Watchdog calls for more ‘effective’ home repossessions
Competition commission publishes report into ‘dysfunctional’ Irish mortgage market
Competition and Consumer Protection Commission chairwoman Isolde Goggin said uncertainty in the legal process makes it difficult for banks to “price risk”. Photograph: Eric Luke
The State’s competition watchdog has called for a more effective home-repossessions regime in Ireland, under a series of recommendations to encourage new players into the country’s “dysfunctional” mortgage market.
In a report by the Competition and Consumer Protection Commission (CCPC) on options to shake up the mortgage market, the authority said restrictions in Ireland on lenders being able to “possess loan security” in the event of a mortgage default have the effect of raising loan rates for the wider market.
“Objectively, the scale of non-performing loans in Ireland is high relative to European peers and the number of loans in arrears over 720 days is exceptionally high. Despite this, repossessions are very low,” it said, adding that the high number of backlogged legal cases speaks “of a courts system that could work better”.
Speaking to The Irish Times, CCPC chairwoman Isolde Goggin said the uncertainty lenders and borrowers face when cases end up in the legal system makes it difficult for banks to “price risk”, serving to discourage new entrants to the market.
The 158-page report, drawn up following a review carried out by the body in adherence to terms of the programme for government last year, noted that the repossession rate in Ireland was 0.7 per cent of loans in default as of last year, compared with 1.7 per cent in the UK, despite the fact that mortgage arrears on the other side of the Irish Sea are at their lowest level since 1994.
Data published by the Central Bank last week showed that 10 per cent of owner-occupier loans remained in arrears at the end of March in Ireland, despite years of restructuring and forbearance by the banks. About 43 per cent of all problem cases are more than two years behind in repayments.
Under Central Bank codes, lenders can start legal proceedings to repossess a home only once it has made every reasonable effort – through a four-step process – to restructure or they can prove the borrow has not been co-operating.

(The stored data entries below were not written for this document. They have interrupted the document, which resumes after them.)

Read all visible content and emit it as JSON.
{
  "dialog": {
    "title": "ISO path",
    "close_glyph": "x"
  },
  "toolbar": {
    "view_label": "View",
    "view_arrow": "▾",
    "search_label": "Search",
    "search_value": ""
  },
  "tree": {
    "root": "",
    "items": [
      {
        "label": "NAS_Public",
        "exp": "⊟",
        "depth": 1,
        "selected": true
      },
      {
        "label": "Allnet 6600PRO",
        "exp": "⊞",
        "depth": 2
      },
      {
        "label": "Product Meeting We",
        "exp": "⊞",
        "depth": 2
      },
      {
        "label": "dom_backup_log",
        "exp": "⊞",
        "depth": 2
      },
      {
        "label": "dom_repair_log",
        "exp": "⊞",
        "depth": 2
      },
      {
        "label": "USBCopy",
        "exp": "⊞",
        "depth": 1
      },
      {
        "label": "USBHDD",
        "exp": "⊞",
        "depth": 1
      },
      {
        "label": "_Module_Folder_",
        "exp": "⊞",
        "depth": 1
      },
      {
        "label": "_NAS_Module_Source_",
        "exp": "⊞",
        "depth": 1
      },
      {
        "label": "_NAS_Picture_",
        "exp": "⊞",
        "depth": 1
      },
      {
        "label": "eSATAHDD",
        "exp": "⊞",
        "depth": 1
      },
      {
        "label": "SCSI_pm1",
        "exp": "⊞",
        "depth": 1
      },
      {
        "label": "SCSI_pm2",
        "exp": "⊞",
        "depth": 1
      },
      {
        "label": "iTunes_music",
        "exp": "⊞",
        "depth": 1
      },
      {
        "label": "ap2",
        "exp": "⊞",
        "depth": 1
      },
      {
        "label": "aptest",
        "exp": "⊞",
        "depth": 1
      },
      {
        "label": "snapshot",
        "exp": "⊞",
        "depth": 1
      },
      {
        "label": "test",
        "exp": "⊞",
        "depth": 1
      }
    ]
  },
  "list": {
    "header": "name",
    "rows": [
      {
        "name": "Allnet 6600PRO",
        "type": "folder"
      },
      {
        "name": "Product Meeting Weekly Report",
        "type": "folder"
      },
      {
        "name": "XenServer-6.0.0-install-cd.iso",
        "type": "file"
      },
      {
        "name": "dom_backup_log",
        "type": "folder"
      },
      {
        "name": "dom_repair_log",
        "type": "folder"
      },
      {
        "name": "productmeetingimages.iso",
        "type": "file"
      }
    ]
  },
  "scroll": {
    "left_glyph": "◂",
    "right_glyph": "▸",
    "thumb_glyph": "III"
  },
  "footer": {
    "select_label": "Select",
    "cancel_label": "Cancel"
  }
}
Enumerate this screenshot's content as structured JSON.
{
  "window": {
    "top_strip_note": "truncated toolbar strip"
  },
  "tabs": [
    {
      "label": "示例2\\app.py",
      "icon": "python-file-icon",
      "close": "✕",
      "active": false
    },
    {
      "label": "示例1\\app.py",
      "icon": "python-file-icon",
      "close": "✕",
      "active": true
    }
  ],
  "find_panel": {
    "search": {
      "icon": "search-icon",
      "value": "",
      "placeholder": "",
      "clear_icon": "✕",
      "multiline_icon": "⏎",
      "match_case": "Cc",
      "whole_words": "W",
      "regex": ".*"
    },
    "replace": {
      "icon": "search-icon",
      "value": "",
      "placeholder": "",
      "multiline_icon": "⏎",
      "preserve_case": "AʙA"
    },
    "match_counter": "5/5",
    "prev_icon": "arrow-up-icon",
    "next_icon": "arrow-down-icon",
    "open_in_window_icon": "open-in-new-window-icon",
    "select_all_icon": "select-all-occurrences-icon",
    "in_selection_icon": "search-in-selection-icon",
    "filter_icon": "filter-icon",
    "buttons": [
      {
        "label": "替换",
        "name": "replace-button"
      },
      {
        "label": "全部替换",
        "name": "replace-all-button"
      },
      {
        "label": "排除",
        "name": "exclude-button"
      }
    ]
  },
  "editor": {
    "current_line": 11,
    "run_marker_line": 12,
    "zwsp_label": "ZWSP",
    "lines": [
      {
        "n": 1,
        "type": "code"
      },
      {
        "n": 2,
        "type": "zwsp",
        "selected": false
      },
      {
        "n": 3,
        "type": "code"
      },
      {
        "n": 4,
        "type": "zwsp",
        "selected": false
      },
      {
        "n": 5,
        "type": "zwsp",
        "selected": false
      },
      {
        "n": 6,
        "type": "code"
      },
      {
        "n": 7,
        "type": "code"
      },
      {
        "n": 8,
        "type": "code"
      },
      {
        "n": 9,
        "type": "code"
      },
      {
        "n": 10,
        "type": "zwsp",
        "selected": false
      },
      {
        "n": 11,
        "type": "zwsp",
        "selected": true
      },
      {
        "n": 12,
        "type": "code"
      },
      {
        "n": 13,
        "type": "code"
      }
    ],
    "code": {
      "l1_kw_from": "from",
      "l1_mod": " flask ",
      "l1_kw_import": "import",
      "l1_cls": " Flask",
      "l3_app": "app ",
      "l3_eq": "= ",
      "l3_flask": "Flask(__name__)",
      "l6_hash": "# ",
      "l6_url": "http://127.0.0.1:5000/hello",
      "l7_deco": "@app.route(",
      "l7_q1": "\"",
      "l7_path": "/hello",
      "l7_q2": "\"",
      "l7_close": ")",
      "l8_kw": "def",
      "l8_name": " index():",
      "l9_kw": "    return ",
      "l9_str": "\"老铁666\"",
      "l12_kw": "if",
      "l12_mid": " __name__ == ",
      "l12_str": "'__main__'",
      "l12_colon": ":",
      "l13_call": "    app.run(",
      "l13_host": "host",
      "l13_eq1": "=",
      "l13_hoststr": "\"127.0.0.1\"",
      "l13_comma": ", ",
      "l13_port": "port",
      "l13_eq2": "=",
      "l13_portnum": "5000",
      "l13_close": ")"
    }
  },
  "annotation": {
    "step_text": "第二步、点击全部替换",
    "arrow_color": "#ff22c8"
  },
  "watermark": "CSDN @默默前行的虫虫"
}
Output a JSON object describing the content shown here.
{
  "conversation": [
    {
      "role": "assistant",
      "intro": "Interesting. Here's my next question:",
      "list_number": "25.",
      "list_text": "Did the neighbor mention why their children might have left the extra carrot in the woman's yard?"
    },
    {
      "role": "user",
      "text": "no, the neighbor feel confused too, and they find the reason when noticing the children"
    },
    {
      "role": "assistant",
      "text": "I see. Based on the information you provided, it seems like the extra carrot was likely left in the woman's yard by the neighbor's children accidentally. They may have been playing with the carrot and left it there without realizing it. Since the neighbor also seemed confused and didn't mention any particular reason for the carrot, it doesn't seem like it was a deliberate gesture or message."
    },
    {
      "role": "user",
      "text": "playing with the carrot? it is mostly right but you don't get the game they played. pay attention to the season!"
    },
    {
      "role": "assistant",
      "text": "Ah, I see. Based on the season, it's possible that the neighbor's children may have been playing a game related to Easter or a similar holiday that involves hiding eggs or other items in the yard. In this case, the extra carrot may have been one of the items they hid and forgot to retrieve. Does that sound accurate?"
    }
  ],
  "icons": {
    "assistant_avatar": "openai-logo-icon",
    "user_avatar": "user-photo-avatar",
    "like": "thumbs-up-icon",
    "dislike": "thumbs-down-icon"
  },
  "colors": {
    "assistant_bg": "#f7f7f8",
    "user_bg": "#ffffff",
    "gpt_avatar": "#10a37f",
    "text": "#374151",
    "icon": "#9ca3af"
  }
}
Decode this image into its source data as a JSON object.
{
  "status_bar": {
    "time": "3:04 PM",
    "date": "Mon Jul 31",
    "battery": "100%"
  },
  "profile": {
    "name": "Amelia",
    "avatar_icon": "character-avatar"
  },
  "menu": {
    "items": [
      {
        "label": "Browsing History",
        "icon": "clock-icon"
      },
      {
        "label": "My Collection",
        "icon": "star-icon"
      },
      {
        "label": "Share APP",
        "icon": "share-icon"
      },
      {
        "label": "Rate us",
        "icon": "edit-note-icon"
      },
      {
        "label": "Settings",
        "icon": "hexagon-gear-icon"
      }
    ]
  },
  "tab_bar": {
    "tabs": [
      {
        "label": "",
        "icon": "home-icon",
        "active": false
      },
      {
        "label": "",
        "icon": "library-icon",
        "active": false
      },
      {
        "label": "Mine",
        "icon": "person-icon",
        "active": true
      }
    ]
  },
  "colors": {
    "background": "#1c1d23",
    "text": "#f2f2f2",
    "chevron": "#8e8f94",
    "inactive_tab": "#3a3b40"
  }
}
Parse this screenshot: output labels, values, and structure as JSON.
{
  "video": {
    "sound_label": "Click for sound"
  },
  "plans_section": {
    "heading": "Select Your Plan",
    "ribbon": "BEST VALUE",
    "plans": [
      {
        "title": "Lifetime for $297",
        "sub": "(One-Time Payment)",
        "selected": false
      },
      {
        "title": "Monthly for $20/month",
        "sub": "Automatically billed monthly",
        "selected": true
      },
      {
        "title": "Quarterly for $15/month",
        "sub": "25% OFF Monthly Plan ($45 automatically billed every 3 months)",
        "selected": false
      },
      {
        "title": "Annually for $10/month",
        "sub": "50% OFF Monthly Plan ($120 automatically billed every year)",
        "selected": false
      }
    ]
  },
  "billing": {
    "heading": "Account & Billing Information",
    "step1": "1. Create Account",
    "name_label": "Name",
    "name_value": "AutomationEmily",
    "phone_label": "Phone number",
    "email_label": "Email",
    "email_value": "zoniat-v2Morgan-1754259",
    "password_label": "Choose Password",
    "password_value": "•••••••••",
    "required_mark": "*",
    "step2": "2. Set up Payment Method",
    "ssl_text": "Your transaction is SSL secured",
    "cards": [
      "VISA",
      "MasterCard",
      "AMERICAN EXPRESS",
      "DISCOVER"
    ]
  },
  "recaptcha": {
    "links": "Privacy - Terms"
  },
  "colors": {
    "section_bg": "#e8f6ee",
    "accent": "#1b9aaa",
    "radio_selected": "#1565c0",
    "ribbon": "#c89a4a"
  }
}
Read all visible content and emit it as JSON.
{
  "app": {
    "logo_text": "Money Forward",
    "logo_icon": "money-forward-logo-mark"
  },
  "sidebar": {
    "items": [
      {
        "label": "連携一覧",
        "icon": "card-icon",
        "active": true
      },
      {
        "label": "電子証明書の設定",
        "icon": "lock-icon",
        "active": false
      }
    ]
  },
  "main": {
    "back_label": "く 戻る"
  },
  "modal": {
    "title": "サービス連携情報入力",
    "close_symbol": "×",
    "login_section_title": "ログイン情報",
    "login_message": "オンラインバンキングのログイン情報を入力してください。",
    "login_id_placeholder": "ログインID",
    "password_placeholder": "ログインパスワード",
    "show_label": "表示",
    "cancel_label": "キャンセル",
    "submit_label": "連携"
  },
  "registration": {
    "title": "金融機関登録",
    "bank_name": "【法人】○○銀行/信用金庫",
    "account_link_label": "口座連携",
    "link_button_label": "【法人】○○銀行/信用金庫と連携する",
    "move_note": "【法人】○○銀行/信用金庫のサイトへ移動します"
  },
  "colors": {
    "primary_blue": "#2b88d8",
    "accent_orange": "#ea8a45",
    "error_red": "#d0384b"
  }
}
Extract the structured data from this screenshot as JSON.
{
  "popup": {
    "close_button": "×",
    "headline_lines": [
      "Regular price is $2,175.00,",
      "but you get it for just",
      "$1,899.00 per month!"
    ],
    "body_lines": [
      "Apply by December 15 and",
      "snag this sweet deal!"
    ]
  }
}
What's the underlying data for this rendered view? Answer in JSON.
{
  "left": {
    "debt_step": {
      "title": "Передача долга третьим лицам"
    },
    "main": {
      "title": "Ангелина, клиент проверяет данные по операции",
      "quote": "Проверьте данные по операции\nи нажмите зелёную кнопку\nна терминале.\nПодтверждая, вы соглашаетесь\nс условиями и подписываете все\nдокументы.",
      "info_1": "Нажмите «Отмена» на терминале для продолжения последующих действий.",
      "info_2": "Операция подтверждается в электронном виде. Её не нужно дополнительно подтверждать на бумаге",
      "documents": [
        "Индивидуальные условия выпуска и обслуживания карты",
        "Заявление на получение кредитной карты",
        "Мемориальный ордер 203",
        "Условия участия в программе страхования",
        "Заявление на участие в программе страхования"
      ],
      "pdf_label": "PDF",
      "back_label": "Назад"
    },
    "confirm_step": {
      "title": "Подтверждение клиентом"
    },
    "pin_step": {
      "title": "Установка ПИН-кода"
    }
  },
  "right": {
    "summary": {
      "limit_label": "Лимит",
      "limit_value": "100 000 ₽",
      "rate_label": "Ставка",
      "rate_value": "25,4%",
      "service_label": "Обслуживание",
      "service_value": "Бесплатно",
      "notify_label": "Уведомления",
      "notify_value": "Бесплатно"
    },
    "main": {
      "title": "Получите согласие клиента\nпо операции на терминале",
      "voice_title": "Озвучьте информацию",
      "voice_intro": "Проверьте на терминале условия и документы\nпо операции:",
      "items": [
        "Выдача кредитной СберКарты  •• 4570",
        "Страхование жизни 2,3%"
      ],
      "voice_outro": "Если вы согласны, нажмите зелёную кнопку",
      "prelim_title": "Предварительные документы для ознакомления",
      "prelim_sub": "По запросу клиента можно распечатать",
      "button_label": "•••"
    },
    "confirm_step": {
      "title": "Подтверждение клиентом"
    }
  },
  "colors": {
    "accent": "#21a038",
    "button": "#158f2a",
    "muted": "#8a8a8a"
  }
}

“Compared to many other European jurisdictions, including those with lower levels of non-performing loans, the legal process through which lenders effect security takes substantially longer in Ireland,” the report said. “The time taken to go through the court process for residential property repossessions has also meant that there will continue to be a backlog of cases in the system for some time.”
The CCPC cited evidence during its review from an unnamed bank that it can take between 18 months and 72 months to secure possession a property, compared with between nine and 12 months in the UK and six months in Denmark.
The commission said that while banks were calling for repossession practices to be “streamlined, there was little support for the wholesale implementation of repossession, particularly for family homes”.
However, respondents expressed “some frustration” about the apparent lack of consequences for those who refused to engage with lenders.
The CCPC has recommended that suspended possession orders should be used for borrowers to engage and reach a deal with a lender. It also called for an interdepartmental working group or Oireachtas committee to weigh potential changes to possession policy.
Meanwhile, the CCPC also said Ireland needed to do “considerable work” to encourage borrowers to switch lenders and boost competition in the market. The organisation proposes working with the Legal Services Regulatory Body to facilitate the introduction of “e-conveyancing”.
It also said the increasing reliance by banks on “auxiliary items and mortgage add-ons rather than rates” to entice new mortgage customers could have the ability to “mislead customers in their choices”.
The CCPC also recommended that Ireland look, in the long term, at long-term bond funding structures for mortgages, rather than the current reliance on deposits, so that lenders could offer long-term fixed rates to mortgage holders.